Some medieval authors early established a ‘canonical’ position—notably, Dante in Italy, and in England Chaucer, who is acclaimed as a leading poet from the early fifteenth century (and who provokes the first distinguished criticism of an English medieval author, in Dryden’s splendid seventeenth-century appreciation). Other writers and works slip out of sight, and are rediscovered by enthusiastic later critics. Thomas Warton’s History of English Poetry (1774–81) treats a wide range of the earlier literature: it is remarkable for the breadth of its knowledge and for the sympathy of its judgements. From the end of the nineteenth century, medieval literature became a subject for academic university criticism, and the products of this in general reflect the changing emphases and fashions of that discipline. However, the particular characteristics of the literature have meant that the criticism has usually been more attentive to the historical contexts, and more wholeheartedly comparativist in scope (as in the work of W.P.Ker, 1897) than that of later periods has been. 

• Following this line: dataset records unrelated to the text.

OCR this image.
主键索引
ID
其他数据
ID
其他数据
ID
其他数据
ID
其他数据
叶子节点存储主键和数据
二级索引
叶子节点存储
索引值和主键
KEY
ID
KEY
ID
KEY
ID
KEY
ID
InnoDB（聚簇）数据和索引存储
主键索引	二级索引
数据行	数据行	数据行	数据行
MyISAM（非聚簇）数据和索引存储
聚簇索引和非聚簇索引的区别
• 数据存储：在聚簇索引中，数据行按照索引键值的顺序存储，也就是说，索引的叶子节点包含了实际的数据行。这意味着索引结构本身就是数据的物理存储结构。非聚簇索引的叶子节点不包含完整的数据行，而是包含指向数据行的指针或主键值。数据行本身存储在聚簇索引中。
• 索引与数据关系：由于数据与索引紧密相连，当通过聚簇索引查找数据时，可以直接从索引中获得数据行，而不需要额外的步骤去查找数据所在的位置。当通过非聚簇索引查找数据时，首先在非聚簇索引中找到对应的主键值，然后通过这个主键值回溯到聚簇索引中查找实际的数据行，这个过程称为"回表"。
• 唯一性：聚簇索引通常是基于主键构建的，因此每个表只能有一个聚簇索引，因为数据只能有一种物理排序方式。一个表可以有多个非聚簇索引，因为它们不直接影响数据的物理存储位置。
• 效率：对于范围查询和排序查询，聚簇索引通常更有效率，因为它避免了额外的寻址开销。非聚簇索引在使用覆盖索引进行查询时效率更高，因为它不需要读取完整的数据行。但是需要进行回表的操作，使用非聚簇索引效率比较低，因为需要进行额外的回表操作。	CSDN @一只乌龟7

Distinctive too has been a tension (often a creative one) between a ‘Romantic’ enthusiasm for early literature, leading, for instance, to a stress on the quality of individuality, and a firmly non-romantic approach, which would stress the importance of tradition and convention (seen, for instance, in the work of E.R.Curtius, 1953, on rhetorical topics). More recently, structuralist, post-structuralist, feminist and neo-historicist studies have appeared. Rather interestingly, medieval literary works have always presented some of the problems that these later theories have had to address: the frequent absence of the ‘author’, the instability of the ‘text’, the fragmentary context, the sense of difference or ‘alterity’ alongside the flash of recognition, and so on. In the end, however, it is the quality of the best medieval literature that is its true memorial—as Edwin Muir in his Autobiography says of his discovery of medieval art in Italy: ‘things truly made preserve themselves through time in the first freshness of their nature.’